Make a single-crust pie crust from any basic recipe. I typically use my food processor and make half of the basic crust recipe from Joy of Cooking, using 1 Cup flour, 1/3 Cup plus 1 Tablespoon of butter for the fat, 2 Tablespoons of liquid plus just a little more if necessary. I use whatever neutral or fruity hard alcohol we have handy in lieu of water (which makes for a more tender crust). Or use the Pillsbury premade dough if that's your pleasure. Chill the dough a little if you are making your own crust. Roll it out. Put it in your pie pan and pretty up the edges.

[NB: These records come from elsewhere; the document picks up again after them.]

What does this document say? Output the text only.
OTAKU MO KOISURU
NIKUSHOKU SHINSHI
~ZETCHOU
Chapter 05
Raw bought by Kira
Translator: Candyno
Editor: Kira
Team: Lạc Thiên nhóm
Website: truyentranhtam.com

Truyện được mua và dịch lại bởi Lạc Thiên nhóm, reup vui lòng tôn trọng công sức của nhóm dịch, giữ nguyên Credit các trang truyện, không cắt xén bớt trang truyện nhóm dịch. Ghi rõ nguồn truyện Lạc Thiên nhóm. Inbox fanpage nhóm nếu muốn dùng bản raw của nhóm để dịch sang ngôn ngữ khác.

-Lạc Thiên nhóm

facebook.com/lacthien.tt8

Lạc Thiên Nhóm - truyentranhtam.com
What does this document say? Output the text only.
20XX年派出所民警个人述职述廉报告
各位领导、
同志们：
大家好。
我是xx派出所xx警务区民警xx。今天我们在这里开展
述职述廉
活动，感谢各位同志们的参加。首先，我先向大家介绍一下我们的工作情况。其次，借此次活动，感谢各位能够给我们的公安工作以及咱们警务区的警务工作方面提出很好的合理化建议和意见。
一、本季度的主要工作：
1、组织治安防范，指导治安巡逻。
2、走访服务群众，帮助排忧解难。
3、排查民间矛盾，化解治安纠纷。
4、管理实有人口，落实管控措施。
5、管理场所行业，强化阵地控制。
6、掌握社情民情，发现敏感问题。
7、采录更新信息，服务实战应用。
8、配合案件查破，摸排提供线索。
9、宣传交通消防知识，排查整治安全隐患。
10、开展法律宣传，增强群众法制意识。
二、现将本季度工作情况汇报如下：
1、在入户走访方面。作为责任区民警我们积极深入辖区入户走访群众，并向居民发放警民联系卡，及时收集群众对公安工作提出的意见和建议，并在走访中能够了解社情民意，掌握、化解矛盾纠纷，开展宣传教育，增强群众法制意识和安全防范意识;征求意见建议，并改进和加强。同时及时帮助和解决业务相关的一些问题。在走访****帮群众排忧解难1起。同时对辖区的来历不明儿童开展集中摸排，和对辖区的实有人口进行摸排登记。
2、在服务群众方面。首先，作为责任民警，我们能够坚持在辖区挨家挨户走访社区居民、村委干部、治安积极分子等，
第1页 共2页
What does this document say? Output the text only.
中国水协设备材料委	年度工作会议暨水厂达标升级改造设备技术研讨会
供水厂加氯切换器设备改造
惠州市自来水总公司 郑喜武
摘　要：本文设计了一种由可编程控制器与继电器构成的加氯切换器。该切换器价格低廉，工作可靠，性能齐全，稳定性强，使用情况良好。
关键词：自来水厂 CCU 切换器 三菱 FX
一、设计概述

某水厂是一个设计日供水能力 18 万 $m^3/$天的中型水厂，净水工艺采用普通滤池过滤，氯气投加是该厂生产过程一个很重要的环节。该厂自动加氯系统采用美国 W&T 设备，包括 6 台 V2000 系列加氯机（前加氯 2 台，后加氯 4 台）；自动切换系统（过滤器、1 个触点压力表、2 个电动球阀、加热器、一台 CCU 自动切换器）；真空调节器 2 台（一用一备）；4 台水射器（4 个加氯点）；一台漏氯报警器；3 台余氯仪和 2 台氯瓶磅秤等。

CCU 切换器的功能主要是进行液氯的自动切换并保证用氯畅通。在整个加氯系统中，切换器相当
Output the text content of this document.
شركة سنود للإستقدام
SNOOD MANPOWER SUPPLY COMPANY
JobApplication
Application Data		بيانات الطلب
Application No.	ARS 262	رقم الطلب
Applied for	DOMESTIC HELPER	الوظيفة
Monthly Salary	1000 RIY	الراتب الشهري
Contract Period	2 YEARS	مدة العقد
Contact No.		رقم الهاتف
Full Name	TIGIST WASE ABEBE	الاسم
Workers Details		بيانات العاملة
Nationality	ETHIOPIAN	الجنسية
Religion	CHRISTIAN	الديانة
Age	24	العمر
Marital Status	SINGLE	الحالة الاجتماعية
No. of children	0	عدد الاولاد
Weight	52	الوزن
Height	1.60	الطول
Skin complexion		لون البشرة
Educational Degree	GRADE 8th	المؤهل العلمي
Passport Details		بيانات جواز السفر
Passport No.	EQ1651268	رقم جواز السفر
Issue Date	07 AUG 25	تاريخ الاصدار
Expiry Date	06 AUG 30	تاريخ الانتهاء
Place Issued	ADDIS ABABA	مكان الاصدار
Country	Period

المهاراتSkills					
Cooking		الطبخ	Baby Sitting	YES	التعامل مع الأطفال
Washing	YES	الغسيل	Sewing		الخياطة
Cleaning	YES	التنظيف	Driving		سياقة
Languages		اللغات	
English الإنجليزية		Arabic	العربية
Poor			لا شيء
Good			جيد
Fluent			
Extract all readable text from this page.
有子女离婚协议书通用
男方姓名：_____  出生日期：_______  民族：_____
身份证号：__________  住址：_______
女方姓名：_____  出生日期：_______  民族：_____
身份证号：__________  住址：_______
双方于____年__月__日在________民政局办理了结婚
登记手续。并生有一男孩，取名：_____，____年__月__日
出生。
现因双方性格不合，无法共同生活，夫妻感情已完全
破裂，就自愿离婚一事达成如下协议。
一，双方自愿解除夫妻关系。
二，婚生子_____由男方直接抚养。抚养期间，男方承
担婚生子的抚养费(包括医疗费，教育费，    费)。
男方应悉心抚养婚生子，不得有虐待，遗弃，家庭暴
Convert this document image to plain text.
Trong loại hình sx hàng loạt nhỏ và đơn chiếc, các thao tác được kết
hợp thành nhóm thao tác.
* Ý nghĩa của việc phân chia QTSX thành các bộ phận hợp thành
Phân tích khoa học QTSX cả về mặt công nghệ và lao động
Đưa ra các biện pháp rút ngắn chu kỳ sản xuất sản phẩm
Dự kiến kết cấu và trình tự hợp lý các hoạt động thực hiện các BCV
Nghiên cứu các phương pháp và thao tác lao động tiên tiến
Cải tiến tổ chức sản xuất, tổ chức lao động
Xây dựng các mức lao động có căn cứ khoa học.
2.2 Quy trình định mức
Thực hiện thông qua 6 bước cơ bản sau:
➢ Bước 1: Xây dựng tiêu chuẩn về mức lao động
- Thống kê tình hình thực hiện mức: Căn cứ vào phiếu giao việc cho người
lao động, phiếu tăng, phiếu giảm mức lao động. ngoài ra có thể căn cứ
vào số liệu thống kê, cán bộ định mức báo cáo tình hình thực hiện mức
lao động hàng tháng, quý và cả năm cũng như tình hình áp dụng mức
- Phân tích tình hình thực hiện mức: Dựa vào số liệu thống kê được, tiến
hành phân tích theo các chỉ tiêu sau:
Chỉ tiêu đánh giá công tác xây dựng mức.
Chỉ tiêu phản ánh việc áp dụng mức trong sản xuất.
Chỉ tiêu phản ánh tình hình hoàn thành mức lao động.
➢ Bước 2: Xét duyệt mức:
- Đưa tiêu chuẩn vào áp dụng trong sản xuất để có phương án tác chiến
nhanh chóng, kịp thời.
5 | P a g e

Then stash the pie pan with raw crust in your fridge and preheat your oven to 450 degrees while you make the filling.
1 can pumpkin puree (15 or 16 ounces)
1 tsp cinnamon *
5 Tablespoons corn starch
1 1/2 Cup milk
2/3 Cup brown sugar
Add cinnamon and corn starch to the pumpkin. Stir in the brown sugar. Stir in the milk.
Bake in an unbaked shell.
Start for 10 minutes in a 450 degree oven.
Then reduce to 350 for an additional 1 hour.
Check it and it may need 5 minutes more.
Mine often does.
For flaky tender crust, keeping the dough cold at every step is important. As is starting with a hot oven. If your oven isn't fully up to temperature by the time you have the filling prepared and in the crust, you can stash the unbaked pie (filling and all) in the fridge until the oven is hot enough.
If you aren't a cinnamon hound like me, you can use just 1/2 teaspoon cinnamon.
For more complex flavor, use your favorite "pie spice" blend instead.
Or if you don't have that handy, wing it with any or all these additions:
Scrape in a vanilla bean with the sugar or a splash of vanilla extract with the milk.
Grate in a little bit of nutmeg.
Add just a little ginger or a very small pinch of cloves.
Add a bit of zest from a lemon or orange. Cooks.com called for 1/2 tsp lemon extract. I never buy that. So I omit or add zest from fresh fruit instead.
Combinations work nicely. For example, making pie Thanksgiving dinner tonight, I made the crust using orange cordial as the liquid. With the filling I used the full dose of cinnamon, a vanilla bean, just bit of nutmeg, and a the zest from one mandarin orange.
Making it vegan: You can use other liquids instead of milk to make the filling vegan.
And shortening or coconut oil can be used to make vegan crusts.